Governor of the Central Bank of Malta
- In office 1 October 1999 – 30 June 2011
- Prime Minister: Eddie Fenech Adami, Lawrence Gonzi
- Preceded by: Emanuel Ellul
- Succeeded by: Josef Bonnici

Personal details
- Education: University of Malta, University of Oxford

= Michael C. Bonello =

Maltese economist

Michael C. Bonello is a Maltese economist, former governor of the Central Bank of Malta from 1999 to 2011.

==Biography==

After obtaining a bachelor's degree in languages and economics from the University of Malta in 1965, Bonello pursued his studies as a Rhodes Scholar at the University of Oxford, where he took an honours degree in philosophy, politics and economics in 1969.

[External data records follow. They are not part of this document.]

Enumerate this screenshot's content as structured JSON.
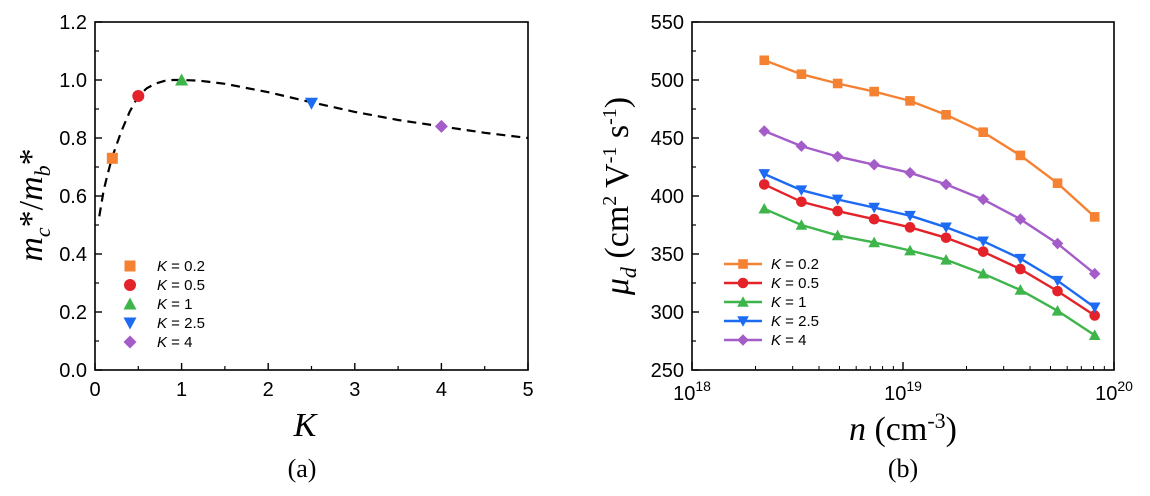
{
  "chart_data": [
    {
      "type": "scatter",
      "panel_label": "(a)",
      "xlabel": "K",
      "ylabel": "m_c*/m_b*",
      "xlim": [
        0,
        5
      ],
      "ylim": [
        0.0,
        1.2
      ],
      "x_ticks": [
        "0",
        "1",
        "2",
        "3",
        "4",
        "5"
      ],
      "y_ticks": [
        "0.0",
        "0.2",
        "0.4",
        "0.6",
        "0.8",
        "1.0",
        "1.2"
      ],
      "legend_position": "lower-left",
      "curve": {
        "style": "dashed",
        "x": [
          0.05,
          0.1,
          0.15,
          0.2,
          0.3,
          0.4,
          0.5,
          0.6,
          0.7,
          0.8,
          0.9,
          1.0,
          1.2,
          1.5,
          2.0,
          2.5,
          3.0,
          3.5,
          4.0,
          4.5,
          5.0
        ],
        "y": [
          0.53,
          0.62,
          0.68,
          0.735,
          0.82,
          0.89,
          0.945,
          0.972,
          0.988,
          0.997,
          1.0,
          1.0,
          0.998,
          0.987,
          0.958,
          0.923,
          0.89,
          0.862,
          0.84,
          0.818,
          0.8
        ]
      },
      "series": [
        {
          "name": "K = 0.2",
          "marker": "square",
          "color": "#F58233",
          "x": [
            0.2
          ],
          "y": [
            0.73
          ]
        },
        {
          "name": "K = 0.5",
          "marker": "circle",
          "color": "#E4222A",
          "x": [
            0.5
          ],
          "y": [
            0.945
          ]
        },
        {
          "name": "K = 1",
          "marker": "triangle-up",
          "color": "#3DB54A",
          "x": [
            1.0
          ],
          "y": [
            1.0
          ]
        },
        {
          "name": "K = 2.5",
          "marker": "triangle-down",
          "color": "#1C6BF2",
          "x": [
            2.5
          ],
          "y": [
            0.92
          ]
        },
        {
          "name": "K = 4",
          "marker": "diamond",
          "color": "#A45DC8",
          "x": [
            4.0
          ],
          "y": [
            0.84
          ]
        }
      ]
    },
    {
      "type": "line",
      "panel_label": "(b)",
      "xlabel": "n (cm^-3)",
      "ylabel": "μ_d (cm^2 V^-1 s^-1)",
      "x_scale": "log",
      "xlim": [
        1e+18,
        1e+20
      ],
      "ylim": [
        250,
        550
      ],
      "x_ticks": [
        "10^18",
        "10^19",
        "10^20"
      ],
      "y_ticks": [
        "250",
        "300",
        "350",
        "400",
        "450",
        "500",
        "550"
      ],
      "legend_position": "lower-left",
      "x": [
        2.2e+18,
        3.3e+18,
        4.9e+18,
        7.3e+18,
        1.08e+19,
        1.6e+19,
        2.4e+19,
        3.6e+19,
        5.4e+19,
        8.1e+19
      ],
      "series": [
        {
          "name": "K = 0.2",
          "marker": "square",
          "color": "#F58233",
          "values": [
            517,
            505,
            497,
            490,
            482,
            470,
            455,
            435,
            411,
            382
          ]
        },
        {
          "name": "K = 0.5",
          "marker": "circle",
          "color": "#E4222A",
          "values": [
            410,
            395,
            387,
            380,
            373,
            364,
            352,
            337,
            318,
            297
          ]
        },
        {
          "name": "K = 1",
          "marker": "triangle-up",
          "color": "#3DB54A",
          "values": [
            389,
            375,
            366,
            360,
            353,
            345,
            333,
            319,
            301,
            280
          ]
        },
        {
          "name": "K = 2.5",
          "marker": "triangle-down",
          "color": "#1C6BF2",
          "values": [
            419,
            405,
            397,
            390,
            383,
            373,
            361,
            346,
            327,
            304
          ]
        },
        {
          "name": "K = 4",
          "marker": "diamond",
          "color": "#A45DC8",
          "values": [
            456,
            443,
            434,
            427,
            420,
            410,
            397,
            380,
            359,
            333
          ]
        }
      ]
    }
  ]
}
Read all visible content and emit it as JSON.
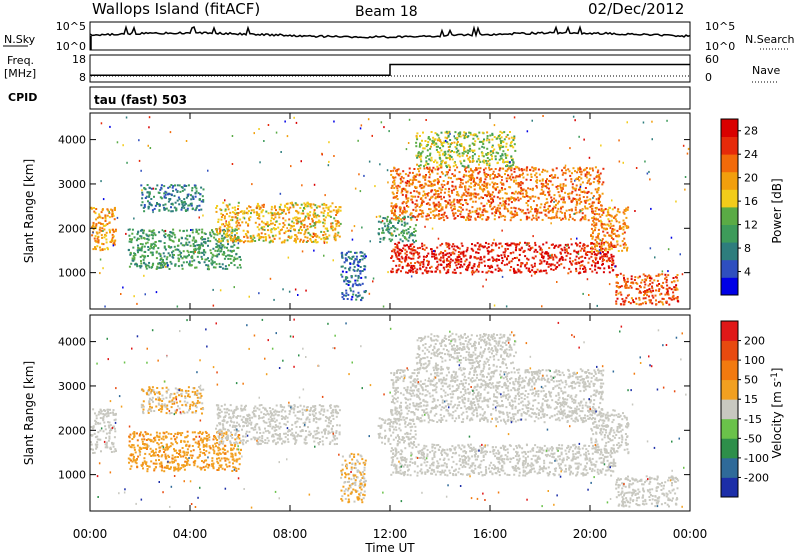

In 1969 he joined the Central Bank of Malta as a research assistant and later served as senior research officer from 1971 to 1978. Bonello was also president of the Malta branch of the Chartered Institute of Bankers. In 1978, he left the bank to join the private sector, where he held senior management positions and sat on the councils of the Chamber of Commerce and the Federation of Industry until he joined the United Nations Conference on Trade and Development (UNCTAD) in Geneva. Between 1983 and 1999 he served UNCTAD as senior economic affairs officer in the International Trade Division, chief of the Policy Clearance Unit, advisor in the office of the secretary-general and executive assistant to the deputy secretary-general.

He was initially appointed governor of the Central Bank of Malta on 1 October 1999 upon the proposal of Prime Minister Eddie Fenech Adami. His appointment has been extended for five years by PM Lawrence Gonzi, with effect from 1 October 2008. He left the Central Bank in 2011.

Since 2013 Bonello has been Chairman of Lombard Bank Malta plc.

Bonello is also a member of the governing and general councils of the European Central Bank, a fellow of the Institute of Financial Services and a member of the board of governors of the Malta Financial Services Authority.